In males, testosterone exerts pro-tumorigenic actions by stimulating the expression of proliferative genes and pro-inflammatory mediators which promote cell growth, cell survival,

Epithelial mesenchymal transition and cell invasiveness. Moreover, it is unlikely that estrogen can promote anti-tumorigenic actions in males due to the low circulating estrogen levels and reduced estrogen receptor expression.  Estradiol produces a negative feedback  inhibition of  luteinizing hormone secretion from the pituitary and subsequently testosterone release and thus further lowering the production of estrogen via aromatase activity in the adrenals and adipose tissue. Therefore, contrary to females, estrogen may confer little or  no protection against CRC in males [Cohen PG. Aromatase, adiposity, aging and disease. The hypogonadal-metabolic-atherogenic-disease and aging connection. Med Hypotheses. 2001;56(6):702–708. doi: 10.1054/mehy.2000.1169].

Please provide a clear representative figure of the difference in sex in colon cancer under the influence of estrogen signals.

Authors Reply:

A representative figure of the sex differences in colon cancer under the influence of estrogen was provided in the Graphical Abstract.
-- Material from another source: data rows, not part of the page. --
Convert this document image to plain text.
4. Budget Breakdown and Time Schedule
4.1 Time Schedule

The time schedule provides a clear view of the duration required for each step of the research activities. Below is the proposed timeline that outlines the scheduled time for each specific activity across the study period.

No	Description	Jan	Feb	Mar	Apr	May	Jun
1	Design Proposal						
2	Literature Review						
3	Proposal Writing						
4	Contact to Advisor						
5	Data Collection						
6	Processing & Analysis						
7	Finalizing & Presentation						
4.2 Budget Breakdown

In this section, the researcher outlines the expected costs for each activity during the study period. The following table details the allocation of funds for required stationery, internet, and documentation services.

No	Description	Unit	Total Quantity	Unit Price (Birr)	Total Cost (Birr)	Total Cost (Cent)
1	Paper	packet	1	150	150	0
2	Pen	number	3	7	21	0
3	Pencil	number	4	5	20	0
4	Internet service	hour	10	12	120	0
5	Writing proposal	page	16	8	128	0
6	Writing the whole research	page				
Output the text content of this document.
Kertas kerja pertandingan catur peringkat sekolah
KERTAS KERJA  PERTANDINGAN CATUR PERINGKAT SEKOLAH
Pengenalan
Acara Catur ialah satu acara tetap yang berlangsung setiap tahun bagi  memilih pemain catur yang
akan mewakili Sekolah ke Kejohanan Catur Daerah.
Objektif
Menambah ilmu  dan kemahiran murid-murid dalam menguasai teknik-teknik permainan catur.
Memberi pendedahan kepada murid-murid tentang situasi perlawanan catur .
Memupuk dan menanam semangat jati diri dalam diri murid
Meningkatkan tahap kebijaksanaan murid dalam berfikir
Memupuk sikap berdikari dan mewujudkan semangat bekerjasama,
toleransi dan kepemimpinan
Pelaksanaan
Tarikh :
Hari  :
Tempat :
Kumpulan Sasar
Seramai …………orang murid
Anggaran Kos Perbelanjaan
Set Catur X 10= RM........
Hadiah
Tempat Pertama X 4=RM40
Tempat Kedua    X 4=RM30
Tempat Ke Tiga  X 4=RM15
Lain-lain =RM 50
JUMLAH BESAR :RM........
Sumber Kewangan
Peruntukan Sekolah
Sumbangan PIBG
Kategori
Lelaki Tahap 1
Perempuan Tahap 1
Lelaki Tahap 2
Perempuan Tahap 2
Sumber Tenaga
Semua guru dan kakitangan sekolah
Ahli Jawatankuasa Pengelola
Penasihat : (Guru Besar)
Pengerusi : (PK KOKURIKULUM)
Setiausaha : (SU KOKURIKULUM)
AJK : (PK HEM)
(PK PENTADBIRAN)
To help the reviewer and readers, we have generated an additional figure (Figure 5) showing in schematic form the various estrogen (and testosterone)  cell signals between males and females which affect patient survival in CRC.

Also, line 628 mentions figure 5 which seems to be missing from the manuscript. 

Authors Reply:

Figure 5 is now included in the revised manuscript.